Dar la vida, eso significa ser testigos. Los testigos son los que escuchan su Palabra y los que comen y beben con él. Comer y beber el pan y el vino eucarísticos “memorial” de la Pasión, participación en ella. El testigo no es sólo un predicador, aunque la predicación sea también parte esencial del testimonio: Jesús mismo, recuerda Pedro, nos encargó predicar. Pero el testigo es mucho más: vive lo que predica, vive de la Palabra que anuncia, da “solemne testimonio”, da testimonio con su propia vida. En griego, testigo se dice mártir, y eso es y debe ser el testigo. No necesariamente por el derramamiento de su sangre (pero sí en la disposición a ello, si llega el caso), sino en la encarnación en la propia vida de la muerte y la resurrección de Jesucristo por medio de la entrega, el servicio y el amor.
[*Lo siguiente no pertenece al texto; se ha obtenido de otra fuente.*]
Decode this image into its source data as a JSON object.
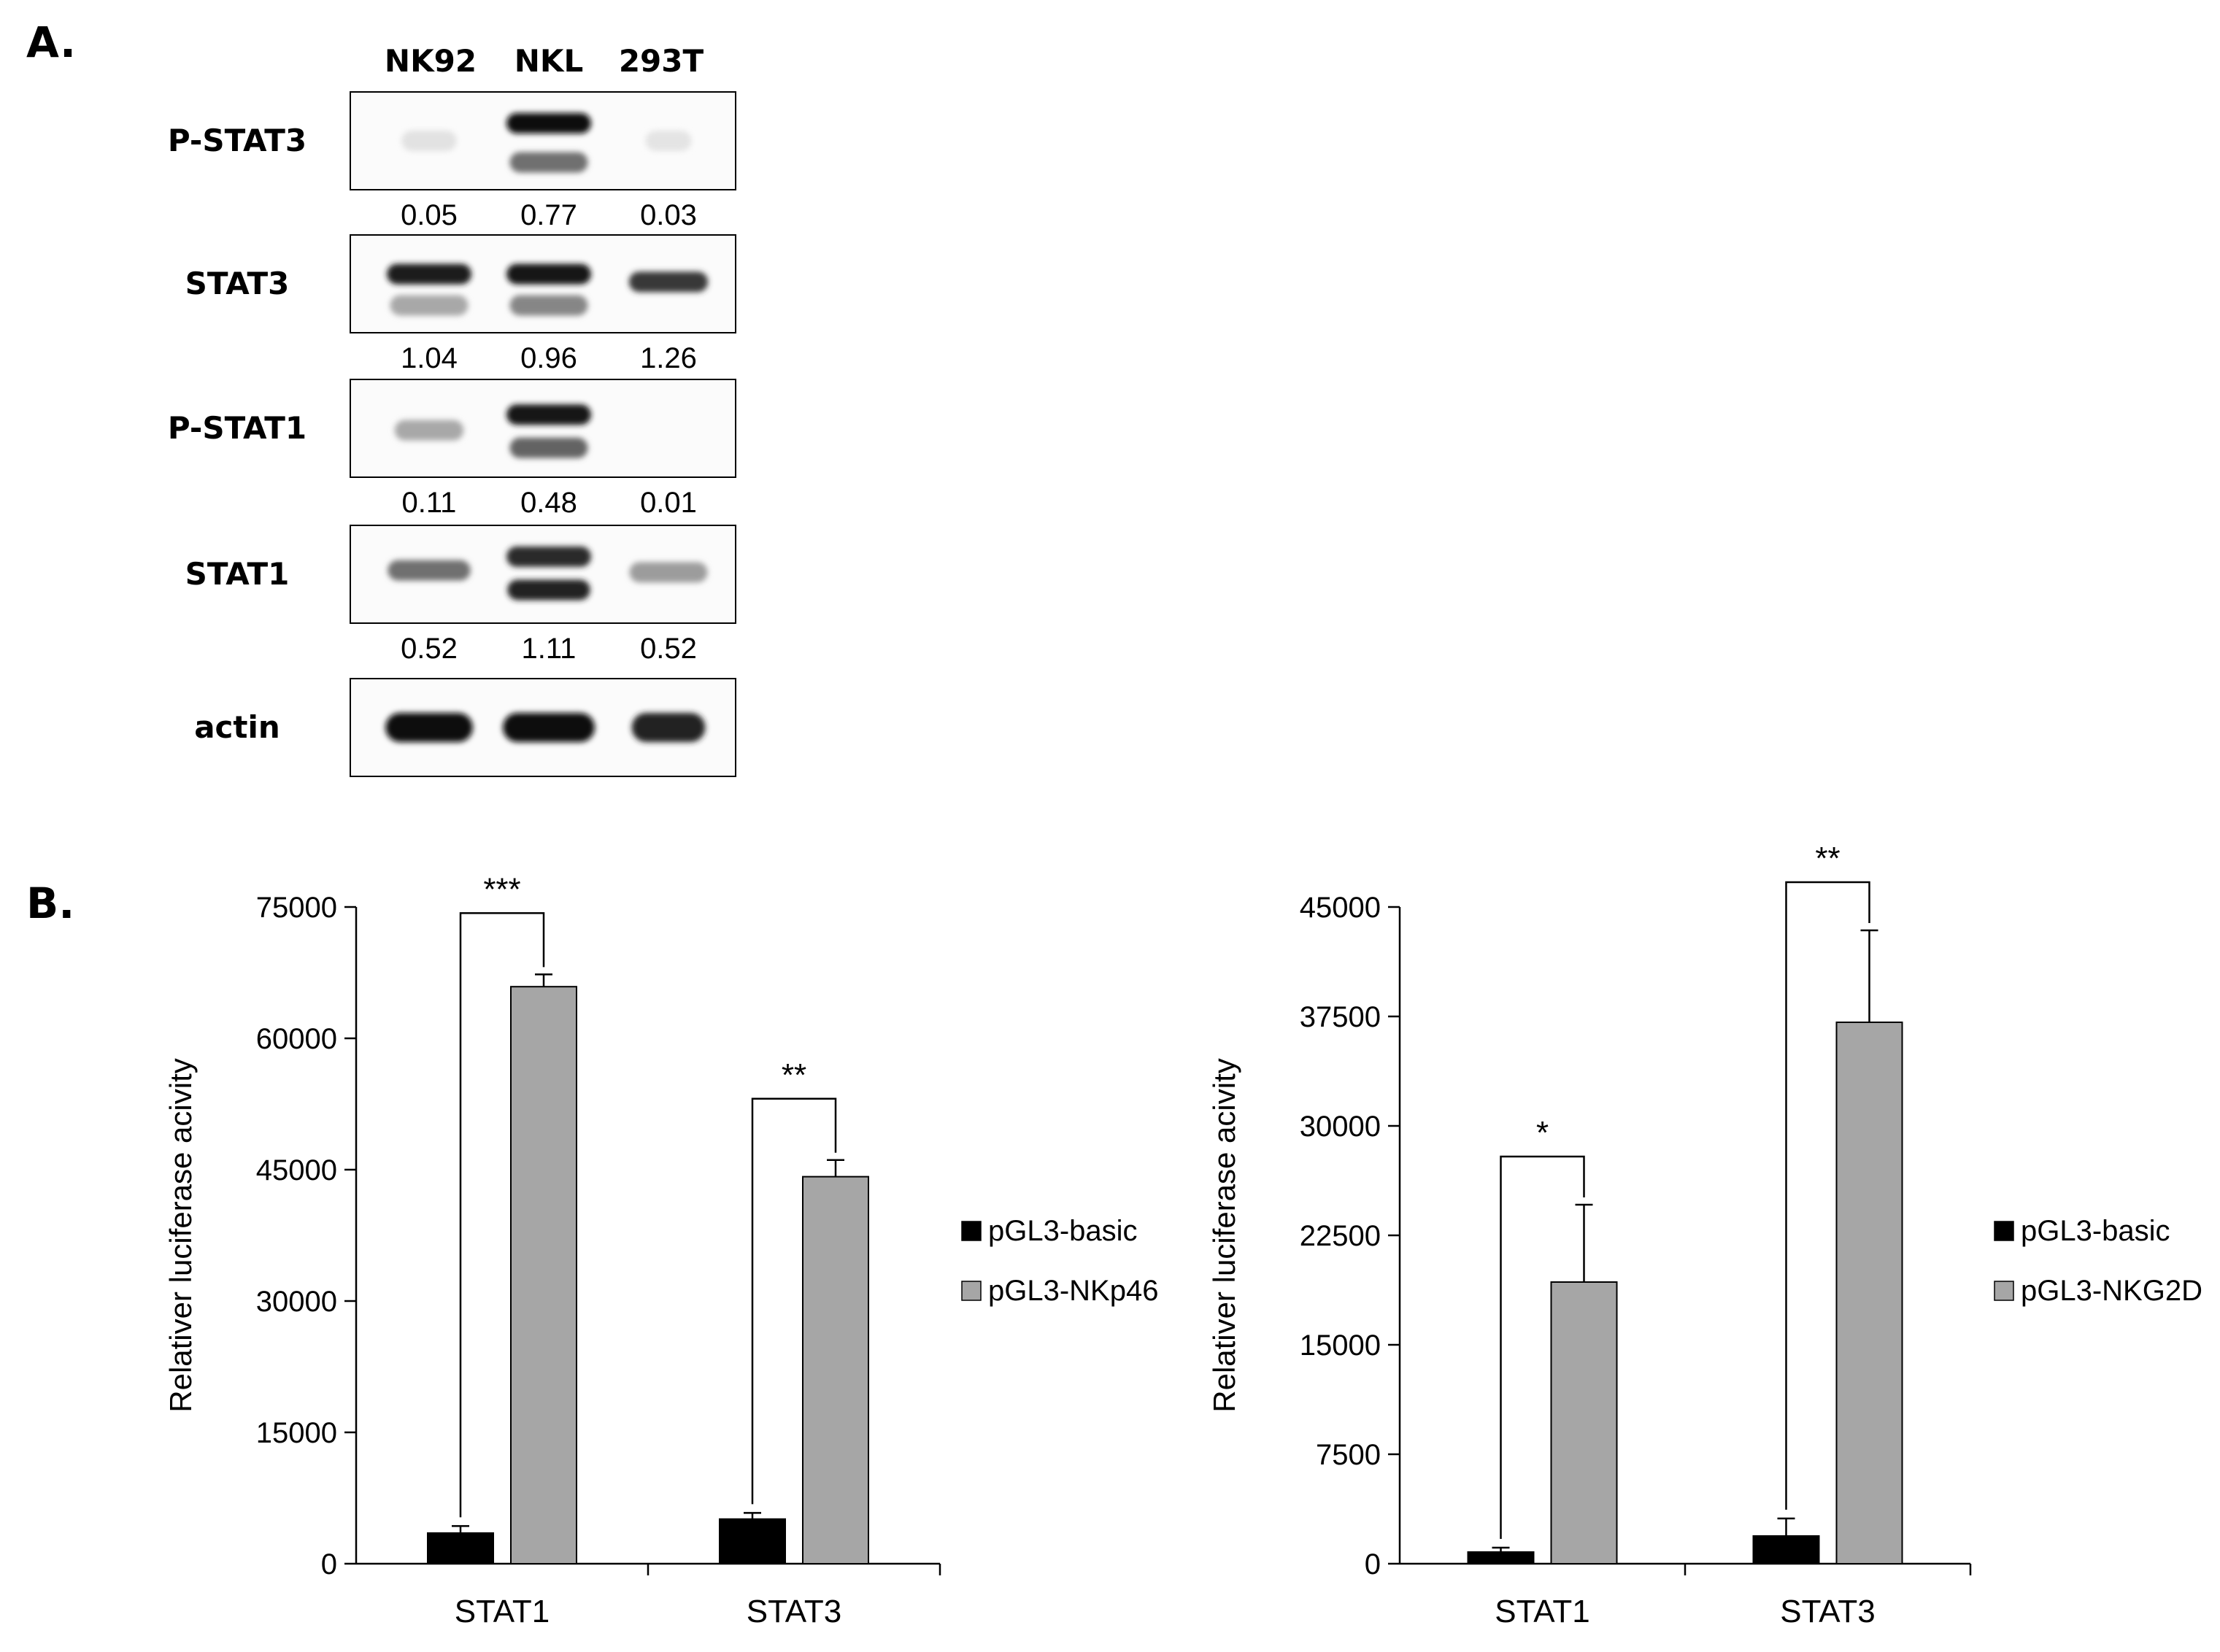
{
  "panel_a": {
    "label": "A.",
    "lanes": [
      "NK92",
      "NKL",
      "293T"
    ],
    "blots": [
      {
        "name": "P-STAT3",
        "quant": [
          "0.05",
          "0.77",
          "0.03"
        ],
        "bands": [
          [
            {
              "offset": 0,
              "intensity": 0.04,
              "width": 0.6
            }
          ],
          [
            {
              "offset": -0.18,
              "intensity": 1.0,
              "width": 0.92
            },
            {
              "offset": 0.22,
              "intensity": 0.55,
              "width": 0.85
            }
          ],
          [
            {
              "offset": 0,
              "intensity": 0.03,
              "width": 0.5
            }
          ]
        ]
      },
      {
        "name": "STAT3",
        "quant": [
          "1.04",
          "0.96",
          "1.26"
        ],
        "bands": [
          [
            {
              "offset": -0.1,
              "intensity": 0.92,
              "width": 0.92
            },
            {
              "offset": 0.22,
              "intensity": 0.3,
              "width": 0.85
            }
          ],
          [
            {
              "offset": -0.1,
              "intensity": 0.95,
              "width": 0.92
            },
            {
              "offset": 0.22,
              "intensity": 0.45,
              "width": 0.85
            }
          ],
          [
            {
              "offset": -0.02,
              "intensity": 0.8,
              "width": 0.86
            }
          ]
        ]
      },
      {
        "name": "P-STAT1",
        "quant": [
          "0.11",
          "0.48",
          "0.01"
        ],
        "bands": [
          [
            {
              "offset": 0.02,
              "intensity": 0.3,
              "width": 0.75
            }
          ],
          [
            {
              "offset": -0.14,
              "intensity": 0.95,
              "width": 0.92
            },
            {
              "offset": 0.2,
              "intensity": 0.6,
              "width": 0.85
            }
          ],
          [
            {
              "offset": 0,
              "intensity": 0.0,
              "width": 0.5
            }
          ]
        ]
      },
      {
        "name": "STAT1",
        "quant": [
          "0.52",
          "1.11",
          "0.52"
        ],
        "bands": [
          [
            {
              "offset": -0.04,
              "intensity": 0.55,
              "width": 0.9
            }
          ],
          [
            {
              "offset": -0.18,
              "intensity": 0.85,
              "width": 0.92
            },
            {
              "offset": 0.16,
              "intensity": 0.9,
              "width": 0.9
            }
          ],
          [
            {
              "offset": -0.02,
              "intensity": 0.35,
              "width": 0.85
            }
          ]
        ]
      },
      {
        "name": "actin",
        "quant": [],
        "bands": [
          [
            {
              "offset": 0,
              "intensity": 1.0,
              "width": 0.95
            }
          ],
          [
            {
              "offset": 0,
              "intensity": 1.0,
              "width": 1.0
            }
          ],
          [
            {
              "offset": 0,
              "intensity": 0.9,
              "width": 0.8
            }
          ]
        ]
      }
    ]
  },
  "panel_b": {
    "label": "B."
  },
  "chart_data": [
    {
      "type": "bar",
      "title": "",
      "ylabel": "Relativer luciferase acivity",
      "xlabel": "",
      "categories": [
        "STAT1",
        "STAT3"
      ],
      "ylim": [
        0,
        75000
      ],
      "yticks": [
        "0",
        "15000",
        "30000",
        "45000",
        "60000",
        "75000"
      ],
      "legend_position": "right",
      "grid": false,
      "series": [
        {
          "name": "pGL3-basic",
          "color": "#000000",
          "values": [
            3500,
            5100
          ],
          "errors": [
            800,
            700
          ]
        },
        {
          "name": "pGL3-NKp46",
          "color": "#a6a6a6",
          "values": [
            65900,
            44200
          ],
          "errors": [
            1400,
            1900
          ]
        }
      ],
      "significance": [
        "***",
        "**"
      ]
    },
    {
      "type": "bar",
      "title": "",
      "ylabel": "Relativer luciferase acivity",
      "xlabel": "",
      "categories": [
        "STAT1",
        "STAT3"
      ],
      "ylim": [
        0,
        45000
      ],
      "yticks": [
        "0",
        "7500",
        "15000",
        "22500",
        "30000",
        "37500",
        "45000"
      ],
      "legend_position": "right",
      "grid": false,
      "series": [
        {
          "name": "pGL3-basic",
          "color": "#000000",
          "values": [
            800,
            1900
          ],
          "errors": [
            300,
            1200
          ]
        },
        {
          "name": "pGL3-NKG2D",
          "color": "#a6a6a6",
          "values": [
            19300,
            37100
          ],
          "errors": [
            5300,
            6300
          ]
        }
      ],
      "significance": [
        "*",
        "**"
      ]
    }
  ]
}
El tiempo de la Resurrección es el tiempo de los testigos, el tiempo del Espíritu Santo, el tiempo de la Iglesia. Sólo así y sólo ahí es posible “ver” a Jesucristo resucitado. Así nos lo va enseñando el tiempo Pascual, tiempo de mistagógica, en la que los catecúmenos ya bautizados, son invitados a profundizar en los misterios en los que fueron iniciados durante la catequesis bautismal. Pero ser testigos significa, ya lo hemos dicho, sumergirse en la muerte y la resurrección de Jesucristo de manera vital, existencial, y no sólo teórica. Así lo recuerda Pablo en la carta a los Romanos: “¿Es que ignoráis que cuantos fuimos bautizados en Cristo Jesús, fuimos bautizados en su muerte? Fuimos, pues, con él sepultados por el bautismo en la muerte, a fin de que, al igual que Cristo fue resucitado de entre los muertos por medio de la gloria del Padre, así también nosotros vivamos una vida nueva” (Rm 6, 3-4). Es lo mismo que expresa con fuerza el texto de Colosenses que leeremos mañana: si hemos resucitado con Cristo, tenemos que buscar los bienes de arriba y vivir de ellos. No podemos seguir viviendo en el viejo mundo, “como si nada hubiera pasado”, creyendo sólo mentalmente, y persiguiendo como antes nuestros pequeños y mezquinos intereses, ocupándonos sólo de nosotros mismos. Aspirar a los bienes de allá arriba no significa despreocuparnos de los bienes de este mundo, sino preocuparnos del bien de los que viven en este mundo, haciendo en este mundo como hizo Cristo, que pasó haciendo el bien y liberando a los oprimidos por el diablo. Aspirar a los bienes de allá arriba no significa cerrar los ojos a los males de aquí abajo, sino afrontarlos de una manera nueva, según la novedad del primer día de la semana, día de la nueva creación: por medio del perdón que vence el mal en nosotros, y perdonando nosotros a quienes nos ha hecho algún mal.
No podemos “demostrar” la resurrección de Jesucristo, no podemos ofrecer “pruebas” de la misma, salvo, acaso, la prueba indirecta del sepulcro vacío. Esta prueba se convierte en algo más y más convincente, cuando por medio de nuestra fe, convertimos los signos de muerte en signos de vida: respondiendo al mal con el bien, a las ofensas con el perdón, a las maldiciones con bendiciones, al odio y el egoísmo con el amor y la entrega generosa. No podemos ofrecer pruebas, pero sí ser testigos de los bienes de allá arriba, testigos de que Dios ha resucitado a Jesús de Nazaret, y lo ha nombrado juez de vivos y muertos.